Saturday 10 March 2012

The cliché half baked thoughts that characterise periodic silences

On the outside, looking in – a melting oil painting transposing into the tears of an imaginary scream reverberating amongst the meninges of your deepest mind. I question, is there a seer glancing at my painting, or am I but a running colour? Oftentimes tangible isolation occurs in our minds, but personally – I’ve become to undergo isolation fits, where I spontaneously detach from the world around me and become but a viewer. This leads me to wonder, are we always viewers?... And every word we speak is but a commercial in the poorly produced cable series we know as life.

Oftentimes, amidst the lights and the buzz and the perpetual continuum of life, I can’t quite place myself. Suddenly, but increasingly frequently, a glaze is placed over my view of the world and I can’t begin to see my place in it : there’s a thickly blurred mist that surrounds me, in which I’m content to stew. I question whether I’m shutting the window of existence on myself, or if the world is genuinely eschewing me with a firm hand. Is such questionability of existence necessary in life, or am I a victim of superficial overthinking driven by a surplus hormonal intake to correct problems my foetus could never conceptualise.

My mind separates from my body, leading me to ponder the necessity of social interaction, in the face of the fickle side of man and the proverbial evil that resides in every core. I’m possessive by nature, and since I can’t seem to hold onto anyone in my life, why should I see there being any anchor in mine own? Unless I’m anchored to myself, in which case – as stated previously, I’ve shut the window in my own face. Now, bear in mind I’m not possessive in the tangible sense, where I feel an entity should be committed to a single scope of my persona – I’m possessive in my delegation of identity. Person A will eventually be allocated a role of x y or z in my life, if I get to know them well enough, and should the roles become questionable where I see the commitment to the designated role in my life becoming an issue of intrinsic conflict, I’m forced to step back and re-evaluate myself in relation to this person.

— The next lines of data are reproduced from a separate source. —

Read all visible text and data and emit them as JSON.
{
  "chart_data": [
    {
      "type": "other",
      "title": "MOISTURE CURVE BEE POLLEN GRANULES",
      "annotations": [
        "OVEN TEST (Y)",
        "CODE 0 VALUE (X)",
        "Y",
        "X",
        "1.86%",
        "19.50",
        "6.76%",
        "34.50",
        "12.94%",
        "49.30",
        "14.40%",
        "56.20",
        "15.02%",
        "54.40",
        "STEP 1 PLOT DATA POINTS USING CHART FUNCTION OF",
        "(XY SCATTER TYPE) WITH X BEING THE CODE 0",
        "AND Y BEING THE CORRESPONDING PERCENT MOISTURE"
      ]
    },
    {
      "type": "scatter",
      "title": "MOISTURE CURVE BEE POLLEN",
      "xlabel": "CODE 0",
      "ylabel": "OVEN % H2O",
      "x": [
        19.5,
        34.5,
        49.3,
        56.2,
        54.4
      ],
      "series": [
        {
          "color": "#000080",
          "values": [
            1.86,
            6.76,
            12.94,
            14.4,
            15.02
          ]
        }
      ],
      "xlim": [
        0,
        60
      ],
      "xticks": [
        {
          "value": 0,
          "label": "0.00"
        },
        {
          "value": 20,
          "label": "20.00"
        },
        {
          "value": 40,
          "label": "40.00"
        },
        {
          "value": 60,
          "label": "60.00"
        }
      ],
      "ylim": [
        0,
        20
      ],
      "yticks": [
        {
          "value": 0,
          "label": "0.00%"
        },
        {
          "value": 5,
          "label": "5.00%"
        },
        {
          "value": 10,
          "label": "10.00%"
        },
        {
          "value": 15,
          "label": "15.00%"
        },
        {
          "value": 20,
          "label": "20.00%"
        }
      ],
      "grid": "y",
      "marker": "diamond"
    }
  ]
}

People hurt me, but I don’t know how or why. I grow instantly disgusted by the presence of identities I’ve been exposed to all day. I withdraw into a tainted shell from which I see the light as intrusive, begging the question of: are we living lives in our shells? Or should we move towards the assaultive forces that drive our mental states to achieve equilibrium?

Why don’t we actually talk about the things that matter to us? Music, movies, books and video games seem to somehow pale in comparison to the underlying matters of conflict that plague every individual. All we ever want is to be missed, to be acknowledged as here or not here and to be thought of, every now and then – as the fragile white kite blows away from the dandelion at the slightest breath, the according reactions to our absence in this life should come as swiftly as the seed leaving it’s home : the feeling of emptiness. We’re vicious creatures. We want to leave an empty space in the world when we die. We want our presence to be mourned because we’ve carved out a place for ourselves in the world and leaving that space hollow would create a deficiency.

You want to leave a deficiency in humanity, you sick son of a bitch.

All I want is my mind to find my body, to stop drifting so far away so suddenly – or to not have to drift alone, but encounter someone who flies kites.